|
Posté à 08h57 le 08 May 20
Elle marchait depuis si longtemps dans le blanc et le froid, qu'elle perdait peu à peu la notion du temps et des choses...
Elle avait pris ce versant nord parce qu'il lui semblait correspondre à son état de désespoir et de solitude.
De l'autre coté de la montagne, le soleil lui renvoyait une image qui lui semblait irréelle : formes et couleurs artificielles, inaccessibles et plates de "carte postale"….
Mais un sursaut de lucidité la fit soudain paniquer ; elle était à présent tellement transie qu'elle ne se sentait plus la force de rebrousser chemin. Son envie de mourir l'avait-elle conduite trop loin cette fois ? Etait-elle vraiment en danger ?
Tout à coup, la neige se mit à voler de tous cotés et, à une vitesse vertigineuse, une tempête se leva, tourbillonnant autour d'elle. Aveuglée, perdant le souffle, elle s'accroupit au bord d'un talus, enfouissant sa tête dans son anorak.
Dans un état second, elle sentit qu'on la soulevait par les épaules, et eut le réflexe dérisoire de craindre pour sa vertu au contact de ces deux mains puissantes sous ses aisselles : celles d'un homme dont elle perçut, comme en rêve, l'odeur et la carrure.

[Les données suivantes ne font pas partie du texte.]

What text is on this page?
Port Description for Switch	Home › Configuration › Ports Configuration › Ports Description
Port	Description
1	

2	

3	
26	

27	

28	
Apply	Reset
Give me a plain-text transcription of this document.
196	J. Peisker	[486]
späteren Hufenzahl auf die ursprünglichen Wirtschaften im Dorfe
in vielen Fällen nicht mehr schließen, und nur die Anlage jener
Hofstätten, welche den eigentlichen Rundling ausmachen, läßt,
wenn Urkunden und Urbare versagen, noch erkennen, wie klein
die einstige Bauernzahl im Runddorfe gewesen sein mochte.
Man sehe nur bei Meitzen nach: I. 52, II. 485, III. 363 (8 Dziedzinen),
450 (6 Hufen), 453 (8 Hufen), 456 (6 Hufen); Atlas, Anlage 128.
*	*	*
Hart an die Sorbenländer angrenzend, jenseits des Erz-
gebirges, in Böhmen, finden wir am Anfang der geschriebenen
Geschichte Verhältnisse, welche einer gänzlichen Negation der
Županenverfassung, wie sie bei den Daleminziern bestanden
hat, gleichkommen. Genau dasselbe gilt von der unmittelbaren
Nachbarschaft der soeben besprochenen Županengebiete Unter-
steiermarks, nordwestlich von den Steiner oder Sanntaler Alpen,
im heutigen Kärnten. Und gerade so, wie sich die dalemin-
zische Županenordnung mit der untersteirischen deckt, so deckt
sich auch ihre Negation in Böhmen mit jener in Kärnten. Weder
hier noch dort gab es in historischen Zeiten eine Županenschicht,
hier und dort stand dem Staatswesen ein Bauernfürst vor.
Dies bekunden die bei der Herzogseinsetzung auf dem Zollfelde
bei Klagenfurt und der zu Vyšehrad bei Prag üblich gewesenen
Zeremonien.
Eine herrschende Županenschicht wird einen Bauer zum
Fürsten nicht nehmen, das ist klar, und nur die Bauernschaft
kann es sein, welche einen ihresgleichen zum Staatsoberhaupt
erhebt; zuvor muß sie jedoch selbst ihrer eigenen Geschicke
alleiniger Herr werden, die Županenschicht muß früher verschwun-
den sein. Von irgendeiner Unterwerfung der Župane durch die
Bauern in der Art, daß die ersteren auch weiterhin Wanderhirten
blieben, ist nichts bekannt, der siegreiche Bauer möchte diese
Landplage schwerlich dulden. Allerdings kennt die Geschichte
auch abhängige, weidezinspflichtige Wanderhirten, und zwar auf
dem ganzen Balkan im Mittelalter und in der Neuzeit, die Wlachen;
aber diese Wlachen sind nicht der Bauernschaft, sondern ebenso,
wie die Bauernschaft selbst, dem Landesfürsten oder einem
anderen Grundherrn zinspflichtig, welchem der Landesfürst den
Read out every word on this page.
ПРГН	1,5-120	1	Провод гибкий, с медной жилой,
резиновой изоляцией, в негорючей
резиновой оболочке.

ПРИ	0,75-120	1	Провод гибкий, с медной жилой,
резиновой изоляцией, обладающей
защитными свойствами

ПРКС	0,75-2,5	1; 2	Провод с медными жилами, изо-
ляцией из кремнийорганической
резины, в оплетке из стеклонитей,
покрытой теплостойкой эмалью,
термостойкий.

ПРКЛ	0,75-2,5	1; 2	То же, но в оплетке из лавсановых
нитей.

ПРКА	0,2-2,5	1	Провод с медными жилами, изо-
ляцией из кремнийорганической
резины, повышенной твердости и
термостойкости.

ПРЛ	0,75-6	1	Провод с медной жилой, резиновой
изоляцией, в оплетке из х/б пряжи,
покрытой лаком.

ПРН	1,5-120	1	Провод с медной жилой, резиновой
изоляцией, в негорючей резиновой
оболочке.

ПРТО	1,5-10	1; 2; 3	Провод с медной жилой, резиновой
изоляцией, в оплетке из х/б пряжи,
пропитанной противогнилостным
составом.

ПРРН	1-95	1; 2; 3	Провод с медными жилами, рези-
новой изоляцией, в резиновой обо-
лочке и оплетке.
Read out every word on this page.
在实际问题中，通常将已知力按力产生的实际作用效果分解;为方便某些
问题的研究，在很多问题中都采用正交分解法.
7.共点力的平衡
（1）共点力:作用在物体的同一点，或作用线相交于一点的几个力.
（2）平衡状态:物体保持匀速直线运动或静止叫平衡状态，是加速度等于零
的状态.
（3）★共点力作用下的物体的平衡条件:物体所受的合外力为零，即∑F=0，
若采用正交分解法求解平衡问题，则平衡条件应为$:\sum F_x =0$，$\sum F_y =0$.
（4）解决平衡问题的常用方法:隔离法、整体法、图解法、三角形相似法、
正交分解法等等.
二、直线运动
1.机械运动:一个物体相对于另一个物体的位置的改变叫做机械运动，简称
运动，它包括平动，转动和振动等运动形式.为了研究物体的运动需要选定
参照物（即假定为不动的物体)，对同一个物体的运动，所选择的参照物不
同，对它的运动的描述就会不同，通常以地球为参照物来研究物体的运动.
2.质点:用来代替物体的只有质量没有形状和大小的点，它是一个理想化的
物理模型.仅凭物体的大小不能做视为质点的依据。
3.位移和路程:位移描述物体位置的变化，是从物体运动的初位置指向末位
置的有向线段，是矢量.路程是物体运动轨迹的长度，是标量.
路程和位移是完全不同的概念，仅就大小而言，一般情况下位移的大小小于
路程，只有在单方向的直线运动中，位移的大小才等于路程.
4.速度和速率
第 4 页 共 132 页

Quand elle reprit conscience, ses yeux s'ouvrirent sur la douceur dorée d'une pièce vétuste, à la forte odeur de feu de bois.
Frissonnante, elle aperçut la masse noire et imposante d'un dos viril, assis à une table.
Ce n'est que lorsque l'homme se retourna vers elle qu'elle réalisa qu'elle avait merveilleusement chaud et qu'elle ne s'était jamais sentie aussi bien…
— Que faisiez-vous dans ce coin perdu, toute seule ? On n'a pas idée, par un temps pareil !…
Elle n'eut pas la force de répondre ; seulement de sourire, de ces sourires que seuls savent offrir les rescapés.
Elle parcourut des yeux la pièce ; poutres en bois, plafond bas... "C'est une ferme de montagne, un de ces vieux chalets suisses..." pensa-t-elle.
— Je n'ai pas grand-chose à vous offrir...vous en voulez ? Demanda l’homme.
Deux verres étaient posés sur la table, ainsi qu'une petite bouteille de vin dans laquelle la lumière du feu se reflétait en dansant.
Elle voulut se lever du petit lit où l'homme l'avait installée, mais se rendit compte à quel point elle était faible… Il l'aida à le rejoindre et à s'asseoir à ses cotés.
Elle le regarda.
"C'est un homme seul, un vigneron comme il en reste quelques-uns par ici"...
— Je veux bien, s'entendit-elle prononcer, d'une voix rauque qu'elle ne se connaissait pas.
Elle aima le son de sa propre voix, comme si elle s'entendait parler pour la première fois.
— Mais, elle n'est pas entamée ? oh non, il ne fallait pas en prendre une, exprès pour moi… Protesta-elle en voyant l’homme s’apprêter à déboucher la bouteille.
— Si, si, j'y tiens…. c'est mon p'tit dernier, vous m'en direz des nouvelles.
— Oh, moi, vous savez, en vins, je ne m'y connais pas…
— Faites-moi confiance, c'est exactement ce qu'il vous faut, croyez-moi.
— Et puis le blanc, je suis moins habituée…
— Chut…. goûtez plutôt…
Les traits de l'homme se détendirent dès qu'il entreprit de la servir.
Les sons, les odeurs, les couleurs, tout redoublait d'intensité dans le silence ouaté du vieux chalet.
Le liquide, heurtant les parois du verre, roula comme la voix forte d'un torrent, le rire d'une cascade, le chant d'une source…
— C'est la fête… plaisanta-t-elle.
Ils sourirent tous les deux.
Elle dessina de ses doigts le contour du verre que l'homme lui tendit, et ils se regardèrent.
Leurs yeux brillaient.
Ils ouvrirent la bouche ensemble pour parler, et se turent, d'un commun accord.
Un petit rire, et l'homme dit tout bas en cognant son verre contre le sien :
— A la vôtre…
Elle répondit quelque chose, mais aucun son ne sortit de sa gorge.
Le regard suspendu aux lèvres de l'homme, elle s'appliqua à boire en même temps que lui.
"C'est une communion", pensa-t-elle…
Sans le quitter des yeux, elle renversa la tête en arrière, tandis que le soleil réchauffait son cœur et que le miel de la vie abreuvait doucement ses veines.